Ninguém deu. O Clarro, ao lado do Rabaça, sorriu discretamente.

Após uns breves momentos, rematou o Rabaça: Ainda bem que nos entendemos porque os senhores são cinquenta e seis e eu recebi cinquenta e cinco cunhas! Vamos a provas! O senhor capitão Clarro será membro único do júri. As provas realizam-se esta manhã, antes de almoço serão conhecidos os resultados.

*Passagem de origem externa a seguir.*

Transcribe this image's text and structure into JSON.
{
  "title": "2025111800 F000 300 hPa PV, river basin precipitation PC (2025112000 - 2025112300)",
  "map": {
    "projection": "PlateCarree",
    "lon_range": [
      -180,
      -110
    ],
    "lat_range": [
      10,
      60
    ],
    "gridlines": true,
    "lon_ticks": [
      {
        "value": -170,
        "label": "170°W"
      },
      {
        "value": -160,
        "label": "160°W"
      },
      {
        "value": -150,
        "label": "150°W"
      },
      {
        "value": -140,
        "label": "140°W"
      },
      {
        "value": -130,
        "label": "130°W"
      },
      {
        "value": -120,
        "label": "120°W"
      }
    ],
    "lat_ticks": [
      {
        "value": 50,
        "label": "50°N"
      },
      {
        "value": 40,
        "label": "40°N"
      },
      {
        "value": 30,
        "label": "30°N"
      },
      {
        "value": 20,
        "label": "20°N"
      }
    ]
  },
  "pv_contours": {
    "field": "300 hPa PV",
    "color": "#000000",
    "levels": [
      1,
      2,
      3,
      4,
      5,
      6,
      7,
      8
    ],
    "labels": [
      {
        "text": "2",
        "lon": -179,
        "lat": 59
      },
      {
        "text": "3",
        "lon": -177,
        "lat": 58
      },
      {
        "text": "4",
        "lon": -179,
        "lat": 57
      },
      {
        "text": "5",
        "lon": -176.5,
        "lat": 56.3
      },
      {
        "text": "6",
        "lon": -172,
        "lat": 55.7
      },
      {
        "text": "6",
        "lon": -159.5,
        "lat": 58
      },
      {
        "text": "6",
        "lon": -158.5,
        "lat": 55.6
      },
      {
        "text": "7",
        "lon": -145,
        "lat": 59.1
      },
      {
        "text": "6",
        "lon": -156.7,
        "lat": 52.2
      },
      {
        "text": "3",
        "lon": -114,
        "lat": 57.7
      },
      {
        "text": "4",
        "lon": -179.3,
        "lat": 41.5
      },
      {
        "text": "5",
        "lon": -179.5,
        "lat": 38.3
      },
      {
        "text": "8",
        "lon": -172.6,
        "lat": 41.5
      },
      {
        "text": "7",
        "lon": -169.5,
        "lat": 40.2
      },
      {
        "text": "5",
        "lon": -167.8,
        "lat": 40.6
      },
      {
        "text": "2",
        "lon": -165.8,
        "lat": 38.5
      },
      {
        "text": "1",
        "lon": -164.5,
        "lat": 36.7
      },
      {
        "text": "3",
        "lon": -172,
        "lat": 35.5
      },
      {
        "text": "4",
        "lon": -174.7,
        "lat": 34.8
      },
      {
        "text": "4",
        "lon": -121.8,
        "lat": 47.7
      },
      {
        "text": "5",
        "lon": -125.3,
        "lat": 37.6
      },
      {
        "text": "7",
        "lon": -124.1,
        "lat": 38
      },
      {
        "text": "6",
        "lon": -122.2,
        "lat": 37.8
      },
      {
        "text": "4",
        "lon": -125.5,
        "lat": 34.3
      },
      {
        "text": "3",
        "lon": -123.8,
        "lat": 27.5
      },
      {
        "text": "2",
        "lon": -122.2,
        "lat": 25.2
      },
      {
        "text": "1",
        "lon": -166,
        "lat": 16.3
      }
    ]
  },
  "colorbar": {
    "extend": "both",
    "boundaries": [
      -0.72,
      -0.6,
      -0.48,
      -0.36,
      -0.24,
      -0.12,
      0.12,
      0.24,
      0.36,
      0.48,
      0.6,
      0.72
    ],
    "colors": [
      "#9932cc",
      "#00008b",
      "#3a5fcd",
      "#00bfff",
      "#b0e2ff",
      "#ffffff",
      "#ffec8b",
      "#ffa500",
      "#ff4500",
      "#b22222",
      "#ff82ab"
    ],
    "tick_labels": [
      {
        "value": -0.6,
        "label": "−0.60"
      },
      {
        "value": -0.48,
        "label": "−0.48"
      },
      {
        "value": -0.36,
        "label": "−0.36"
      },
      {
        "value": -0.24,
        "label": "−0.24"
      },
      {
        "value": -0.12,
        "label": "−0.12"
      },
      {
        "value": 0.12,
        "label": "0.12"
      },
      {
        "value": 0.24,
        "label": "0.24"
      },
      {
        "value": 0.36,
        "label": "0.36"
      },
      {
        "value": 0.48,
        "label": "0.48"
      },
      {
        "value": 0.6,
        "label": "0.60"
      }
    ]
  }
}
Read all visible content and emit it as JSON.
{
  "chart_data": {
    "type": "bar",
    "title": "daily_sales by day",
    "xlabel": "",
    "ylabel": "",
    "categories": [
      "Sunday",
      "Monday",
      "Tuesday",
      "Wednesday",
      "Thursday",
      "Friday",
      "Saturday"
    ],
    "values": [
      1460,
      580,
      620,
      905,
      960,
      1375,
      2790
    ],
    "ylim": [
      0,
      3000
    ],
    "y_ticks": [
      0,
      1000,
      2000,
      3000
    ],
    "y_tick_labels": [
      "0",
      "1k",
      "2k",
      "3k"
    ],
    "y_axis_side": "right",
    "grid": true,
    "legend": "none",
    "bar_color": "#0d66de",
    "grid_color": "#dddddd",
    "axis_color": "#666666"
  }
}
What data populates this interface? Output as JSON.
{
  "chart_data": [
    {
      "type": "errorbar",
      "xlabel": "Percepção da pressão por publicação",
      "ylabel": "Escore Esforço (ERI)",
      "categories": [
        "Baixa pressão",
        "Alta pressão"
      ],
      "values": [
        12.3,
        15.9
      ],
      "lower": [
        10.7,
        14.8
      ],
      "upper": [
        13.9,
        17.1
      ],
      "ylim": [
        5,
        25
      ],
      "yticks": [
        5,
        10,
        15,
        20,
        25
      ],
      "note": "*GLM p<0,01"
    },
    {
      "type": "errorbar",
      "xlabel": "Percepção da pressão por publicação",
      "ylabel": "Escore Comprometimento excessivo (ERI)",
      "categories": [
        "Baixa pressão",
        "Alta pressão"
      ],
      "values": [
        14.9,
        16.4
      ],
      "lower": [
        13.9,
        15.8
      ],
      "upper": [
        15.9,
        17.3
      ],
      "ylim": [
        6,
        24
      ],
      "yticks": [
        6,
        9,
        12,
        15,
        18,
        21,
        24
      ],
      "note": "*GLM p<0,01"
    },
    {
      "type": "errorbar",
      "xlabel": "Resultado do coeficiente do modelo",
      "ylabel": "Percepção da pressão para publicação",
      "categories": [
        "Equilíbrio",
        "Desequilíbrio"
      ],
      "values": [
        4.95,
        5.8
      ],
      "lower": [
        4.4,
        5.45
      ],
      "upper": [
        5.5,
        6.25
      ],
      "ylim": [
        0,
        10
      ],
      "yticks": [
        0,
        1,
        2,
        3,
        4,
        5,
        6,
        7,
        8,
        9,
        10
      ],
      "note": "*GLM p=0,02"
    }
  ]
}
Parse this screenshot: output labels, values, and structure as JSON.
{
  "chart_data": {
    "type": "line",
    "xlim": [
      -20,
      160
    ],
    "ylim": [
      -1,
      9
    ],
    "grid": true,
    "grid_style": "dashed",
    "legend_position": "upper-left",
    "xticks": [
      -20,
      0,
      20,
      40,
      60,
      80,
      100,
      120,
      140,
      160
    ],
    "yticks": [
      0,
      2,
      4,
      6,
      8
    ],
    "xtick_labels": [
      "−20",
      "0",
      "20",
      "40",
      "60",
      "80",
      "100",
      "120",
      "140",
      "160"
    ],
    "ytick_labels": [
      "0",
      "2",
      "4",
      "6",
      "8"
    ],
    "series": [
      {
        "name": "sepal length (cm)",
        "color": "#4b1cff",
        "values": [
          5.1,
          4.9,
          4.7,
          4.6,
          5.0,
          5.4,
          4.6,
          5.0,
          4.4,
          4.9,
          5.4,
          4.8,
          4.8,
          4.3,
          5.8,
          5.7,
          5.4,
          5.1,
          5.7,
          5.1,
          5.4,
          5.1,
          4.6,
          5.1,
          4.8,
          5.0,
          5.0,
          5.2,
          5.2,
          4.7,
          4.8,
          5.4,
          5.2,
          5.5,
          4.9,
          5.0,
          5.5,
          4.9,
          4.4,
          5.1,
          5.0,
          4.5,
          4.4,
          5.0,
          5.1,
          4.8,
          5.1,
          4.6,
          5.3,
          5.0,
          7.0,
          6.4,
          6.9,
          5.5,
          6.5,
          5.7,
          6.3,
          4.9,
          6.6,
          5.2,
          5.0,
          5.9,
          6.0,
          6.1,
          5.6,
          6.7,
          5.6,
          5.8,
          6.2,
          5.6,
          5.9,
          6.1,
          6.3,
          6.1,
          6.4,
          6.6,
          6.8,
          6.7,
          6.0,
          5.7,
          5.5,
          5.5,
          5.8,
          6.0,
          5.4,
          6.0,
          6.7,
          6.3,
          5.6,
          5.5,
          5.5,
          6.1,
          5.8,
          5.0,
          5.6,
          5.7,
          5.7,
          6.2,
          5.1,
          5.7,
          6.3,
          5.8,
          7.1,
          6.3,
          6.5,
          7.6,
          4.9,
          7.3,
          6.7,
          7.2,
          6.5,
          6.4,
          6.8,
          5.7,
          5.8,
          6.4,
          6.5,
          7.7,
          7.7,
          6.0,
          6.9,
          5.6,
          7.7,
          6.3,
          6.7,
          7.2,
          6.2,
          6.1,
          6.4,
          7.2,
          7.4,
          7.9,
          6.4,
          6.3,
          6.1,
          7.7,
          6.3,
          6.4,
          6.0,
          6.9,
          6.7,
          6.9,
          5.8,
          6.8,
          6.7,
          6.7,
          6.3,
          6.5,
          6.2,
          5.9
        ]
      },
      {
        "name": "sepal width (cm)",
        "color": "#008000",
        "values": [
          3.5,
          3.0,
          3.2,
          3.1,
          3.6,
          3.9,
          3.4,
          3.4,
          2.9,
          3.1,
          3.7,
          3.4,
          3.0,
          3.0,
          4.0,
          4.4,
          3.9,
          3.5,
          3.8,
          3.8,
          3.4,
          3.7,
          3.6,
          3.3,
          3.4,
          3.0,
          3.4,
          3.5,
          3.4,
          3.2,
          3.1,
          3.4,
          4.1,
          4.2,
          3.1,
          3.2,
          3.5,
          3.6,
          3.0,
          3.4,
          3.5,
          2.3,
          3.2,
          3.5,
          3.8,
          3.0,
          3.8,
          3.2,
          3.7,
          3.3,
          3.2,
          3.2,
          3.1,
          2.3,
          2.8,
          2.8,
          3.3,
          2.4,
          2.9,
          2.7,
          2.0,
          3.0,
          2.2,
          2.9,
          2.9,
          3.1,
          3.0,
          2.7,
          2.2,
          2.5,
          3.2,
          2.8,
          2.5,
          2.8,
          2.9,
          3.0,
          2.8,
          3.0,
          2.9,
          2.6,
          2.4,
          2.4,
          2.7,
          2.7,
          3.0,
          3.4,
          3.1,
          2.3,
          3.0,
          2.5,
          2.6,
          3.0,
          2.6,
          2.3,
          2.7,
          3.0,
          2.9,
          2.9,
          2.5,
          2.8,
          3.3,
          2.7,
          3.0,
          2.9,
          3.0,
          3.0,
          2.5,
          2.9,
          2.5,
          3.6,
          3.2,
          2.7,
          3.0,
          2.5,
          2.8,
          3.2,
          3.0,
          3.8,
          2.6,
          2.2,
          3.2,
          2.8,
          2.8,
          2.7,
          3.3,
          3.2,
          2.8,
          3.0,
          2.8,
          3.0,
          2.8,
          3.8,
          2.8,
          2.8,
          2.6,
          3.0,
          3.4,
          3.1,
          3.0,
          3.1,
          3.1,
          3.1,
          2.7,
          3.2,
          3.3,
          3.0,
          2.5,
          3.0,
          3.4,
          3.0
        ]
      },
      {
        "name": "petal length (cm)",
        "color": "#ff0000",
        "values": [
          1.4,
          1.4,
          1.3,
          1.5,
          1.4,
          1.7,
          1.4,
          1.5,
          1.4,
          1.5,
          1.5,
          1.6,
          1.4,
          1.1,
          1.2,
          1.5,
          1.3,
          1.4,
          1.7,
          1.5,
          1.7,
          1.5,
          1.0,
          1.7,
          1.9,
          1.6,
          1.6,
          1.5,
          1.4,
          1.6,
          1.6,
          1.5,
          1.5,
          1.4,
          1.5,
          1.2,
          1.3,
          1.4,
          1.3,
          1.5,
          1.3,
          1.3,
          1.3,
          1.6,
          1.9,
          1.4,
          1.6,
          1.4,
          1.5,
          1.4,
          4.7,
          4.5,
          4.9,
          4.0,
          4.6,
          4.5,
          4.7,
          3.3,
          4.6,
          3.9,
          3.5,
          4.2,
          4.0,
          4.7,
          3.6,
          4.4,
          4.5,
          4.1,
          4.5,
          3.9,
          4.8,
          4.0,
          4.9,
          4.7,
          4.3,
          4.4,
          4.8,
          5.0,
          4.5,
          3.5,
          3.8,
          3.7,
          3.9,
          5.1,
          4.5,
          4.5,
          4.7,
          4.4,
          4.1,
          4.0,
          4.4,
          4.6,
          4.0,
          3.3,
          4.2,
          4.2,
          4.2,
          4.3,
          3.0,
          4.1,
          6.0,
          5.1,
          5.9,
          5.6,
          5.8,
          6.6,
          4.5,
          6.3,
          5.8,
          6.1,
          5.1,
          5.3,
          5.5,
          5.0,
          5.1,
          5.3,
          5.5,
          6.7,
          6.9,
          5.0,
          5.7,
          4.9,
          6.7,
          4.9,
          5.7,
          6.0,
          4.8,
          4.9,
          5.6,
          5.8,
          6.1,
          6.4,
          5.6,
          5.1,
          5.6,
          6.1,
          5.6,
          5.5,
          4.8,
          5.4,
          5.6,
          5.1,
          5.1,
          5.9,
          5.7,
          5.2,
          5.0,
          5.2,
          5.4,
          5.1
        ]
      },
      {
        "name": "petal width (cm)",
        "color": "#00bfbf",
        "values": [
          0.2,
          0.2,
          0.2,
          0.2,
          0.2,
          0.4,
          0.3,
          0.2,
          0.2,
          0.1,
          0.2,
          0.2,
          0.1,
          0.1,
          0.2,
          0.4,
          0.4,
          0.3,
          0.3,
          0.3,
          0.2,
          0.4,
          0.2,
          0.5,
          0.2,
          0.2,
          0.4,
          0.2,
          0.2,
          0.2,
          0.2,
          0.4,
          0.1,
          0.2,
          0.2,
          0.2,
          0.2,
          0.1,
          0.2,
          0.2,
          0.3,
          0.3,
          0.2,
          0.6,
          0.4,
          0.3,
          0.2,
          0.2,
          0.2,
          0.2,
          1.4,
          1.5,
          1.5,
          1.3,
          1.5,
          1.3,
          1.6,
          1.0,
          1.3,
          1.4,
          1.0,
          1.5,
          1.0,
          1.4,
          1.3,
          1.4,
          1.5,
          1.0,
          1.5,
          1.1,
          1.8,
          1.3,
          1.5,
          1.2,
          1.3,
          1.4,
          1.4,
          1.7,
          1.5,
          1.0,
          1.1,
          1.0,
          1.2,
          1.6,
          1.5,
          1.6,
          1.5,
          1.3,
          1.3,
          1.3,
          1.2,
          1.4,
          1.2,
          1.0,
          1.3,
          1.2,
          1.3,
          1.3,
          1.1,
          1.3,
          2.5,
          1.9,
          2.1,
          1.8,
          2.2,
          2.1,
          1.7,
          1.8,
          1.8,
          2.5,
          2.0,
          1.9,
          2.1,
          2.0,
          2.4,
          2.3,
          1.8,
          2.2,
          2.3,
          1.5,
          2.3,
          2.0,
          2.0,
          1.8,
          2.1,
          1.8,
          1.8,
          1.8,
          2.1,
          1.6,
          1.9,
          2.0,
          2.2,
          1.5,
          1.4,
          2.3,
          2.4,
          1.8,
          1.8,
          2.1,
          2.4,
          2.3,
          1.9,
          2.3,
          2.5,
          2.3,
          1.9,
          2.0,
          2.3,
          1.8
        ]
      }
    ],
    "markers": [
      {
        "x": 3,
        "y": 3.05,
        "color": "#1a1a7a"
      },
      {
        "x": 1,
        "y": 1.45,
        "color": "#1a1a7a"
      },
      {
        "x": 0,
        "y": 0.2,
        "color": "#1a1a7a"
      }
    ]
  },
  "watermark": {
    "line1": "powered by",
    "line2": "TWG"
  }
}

As provas, com duração de uma hora, iniciaram-se às nove da manhã num dos pavilhões.
O Clarro entrou com um pacote de folhas de papel, mandou sentar, e ditou: Os senhorres são convidados a escrrever, utilizando a frente da folha de papel, sobrre um ( e só um) dos seguintes temas: 1- A questão do sudoeste asiático; 2 - O prroblema sexual do combatente.
No verso escrrevem o nome e número.

Pelas onze horas foram afixadas as classificações à porta da entrada para as camaratas.
Estávamos todos habilitados a administrar a guerra.

4 comments:

aix said...

Parabéns, Rui, por esta bela descrição alegórica e oportuna. A Lusófona é, então, um digno sucedâneo de tão notáveis e inteligentes predecessores para-bélicos. Se o ‘Clarro’ defendia a cunha, outros a praticavam. E não só em contexto militar.No liceu de Vila Real um profe aprovou um aluno que não acertara em nenhuma. Perguntado porquê o profe respondeu que era o único que não trazia uma cunha (de clérigos!) pelo que se compadeceu. Em contexto castrense também colhi os benefícios de umas tantas perdizes de caça para me isentar(fui subornante ativo). Tudo episódios de um País de cunhados. E o ‘Clarro’ tem um digno sucessor intelectual no obtuso Damásio.Abç

Rui Fonseca said...

Viva, grande Francisco!

Quando é que vamos almoçar?

Abç

Pedro Fonseca said...

Obrigado pela história engraçada tão bem contada!

João Miguel Vaz said...

Gostei muito, imprimi e vou passar a uma mãe "infoexcluída" por opção própria.